Im Juli resultierte unsere Zusammenarbeit mit UNICEF und dem kongolesischen Gesundheitsministerium in der Impfung von 4320 Kindern in Ituri. Die Masernimpfstrategien in Ebola-Gebieten wurden verfeinert und dann sowohl auf lokaler als auch auf nationaler Ebene der Gesundheitsbehörden validiert. Mit dem Fachwissen über Masernimpfungen leistete Ärzte ohne Grenzen neben dem Gesundheitsministerium, UNICEF und der WHO Unterstützung bei der Ausbildung von medizinischem Personal.

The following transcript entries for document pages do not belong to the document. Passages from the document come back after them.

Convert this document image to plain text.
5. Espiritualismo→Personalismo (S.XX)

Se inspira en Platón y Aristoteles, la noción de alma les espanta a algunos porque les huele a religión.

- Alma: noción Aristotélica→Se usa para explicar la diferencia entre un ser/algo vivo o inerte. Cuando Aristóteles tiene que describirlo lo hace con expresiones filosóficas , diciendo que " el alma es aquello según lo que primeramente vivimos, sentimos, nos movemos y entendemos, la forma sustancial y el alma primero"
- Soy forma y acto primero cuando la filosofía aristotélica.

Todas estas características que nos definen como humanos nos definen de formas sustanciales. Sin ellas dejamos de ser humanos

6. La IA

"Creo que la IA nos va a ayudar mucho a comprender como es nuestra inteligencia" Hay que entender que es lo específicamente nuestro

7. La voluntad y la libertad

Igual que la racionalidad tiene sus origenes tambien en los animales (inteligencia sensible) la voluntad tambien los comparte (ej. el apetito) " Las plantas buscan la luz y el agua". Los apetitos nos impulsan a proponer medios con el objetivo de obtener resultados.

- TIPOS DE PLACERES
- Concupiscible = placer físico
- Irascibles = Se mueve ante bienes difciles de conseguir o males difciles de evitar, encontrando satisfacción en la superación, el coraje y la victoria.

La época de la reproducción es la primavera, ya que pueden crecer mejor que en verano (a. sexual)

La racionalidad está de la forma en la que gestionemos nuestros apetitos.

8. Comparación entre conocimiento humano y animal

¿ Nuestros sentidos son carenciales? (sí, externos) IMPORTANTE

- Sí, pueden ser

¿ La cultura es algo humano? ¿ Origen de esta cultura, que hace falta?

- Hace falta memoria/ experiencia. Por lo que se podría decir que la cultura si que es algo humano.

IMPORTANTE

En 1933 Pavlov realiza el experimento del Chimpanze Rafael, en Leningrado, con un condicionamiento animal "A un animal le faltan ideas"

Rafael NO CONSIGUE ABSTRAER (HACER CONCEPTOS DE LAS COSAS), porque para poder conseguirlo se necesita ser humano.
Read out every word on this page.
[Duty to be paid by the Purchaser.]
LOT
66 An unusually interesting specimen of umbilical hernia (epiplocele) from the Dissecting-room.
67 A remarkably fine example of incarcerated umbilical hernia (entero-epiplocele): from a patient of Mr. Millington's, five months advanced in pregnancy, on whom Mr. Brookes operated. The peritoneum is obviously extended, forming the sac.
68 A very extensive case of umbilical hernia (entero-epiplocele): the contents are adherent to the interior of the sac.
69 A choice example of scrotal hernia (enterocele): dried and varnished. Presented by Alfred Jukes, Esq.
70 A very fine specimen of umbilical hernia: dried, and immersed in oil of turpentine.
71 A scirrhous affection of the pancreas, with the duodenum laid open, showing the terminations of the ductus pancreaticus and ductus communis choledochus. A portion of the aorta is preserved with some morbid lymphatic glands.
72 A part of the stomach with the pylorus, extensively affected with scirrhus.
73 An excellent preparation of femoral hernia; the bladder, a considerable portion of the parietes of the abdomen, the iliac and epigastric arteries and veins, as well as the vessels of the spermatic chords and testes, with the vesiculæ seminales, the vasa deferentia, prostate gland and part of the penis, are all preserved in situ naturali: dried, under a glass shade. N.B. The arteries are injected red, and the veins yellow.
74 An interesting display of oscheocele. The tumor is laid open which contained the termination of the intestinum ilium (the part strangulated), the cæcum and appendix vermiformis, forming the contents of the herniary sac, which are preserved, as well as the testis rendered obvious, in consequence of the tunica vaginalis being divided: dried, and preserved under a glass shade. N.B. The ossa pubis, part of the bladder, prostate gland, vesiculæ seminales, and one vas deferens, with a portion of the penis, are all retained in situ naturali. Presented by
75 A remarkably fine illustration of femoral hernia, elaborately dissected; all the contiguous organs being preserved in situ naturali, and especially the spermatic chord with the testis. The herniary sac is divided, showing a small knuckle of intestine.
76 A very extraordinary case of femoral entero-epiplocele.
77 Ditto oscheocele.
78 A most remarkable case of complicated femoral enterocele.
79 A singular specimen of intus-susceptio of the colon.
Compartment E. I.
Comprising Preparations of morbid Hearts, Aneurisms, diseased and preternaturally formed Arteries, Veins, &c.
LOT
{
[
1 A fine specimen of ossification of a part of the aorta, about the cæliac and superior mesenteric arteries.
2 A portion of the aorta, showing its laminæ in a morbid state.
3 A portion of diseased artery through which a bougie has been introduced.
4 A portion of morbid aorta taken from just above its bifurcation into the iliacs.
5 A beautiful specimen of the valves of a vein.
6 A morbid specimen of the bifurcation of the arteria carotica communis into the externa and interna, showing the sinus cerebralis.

Es stieg letztlich das Bewusstsein dafür, dass die Zahl der Todesfälle durch Masern viel höher war als jene durch Ebola und dass die Masern-Epidemie in diesem Jahr bereits mehr als 280 600 Menschen in den 26 Provinzen der DR Kongo betroffen hat. Aus diesem Grund war es nicht möglich, die Reaktion auf Ebola zur alleinigen Priorität zu machen. Der Nutzen der Masernimpfung war grösser als das Risiko, dass sich das Ebola bei den Menschenansammlungen während den Impfaktionen ausbreiten würde.
Vor allem konnten wir zeigen, dass Masernimpfungen auch in diesem Kontext möglich sind, wenn auf sorgfältige Kommunikation und die entsprechenden Vorkehrungen geachtet wird. Das eröffnet uns neue Möglichkeiten, diese Viren einzudämmen, welche gegenwärtig die Bevölkerung der Demokratischen Republik Kongo dezimieren.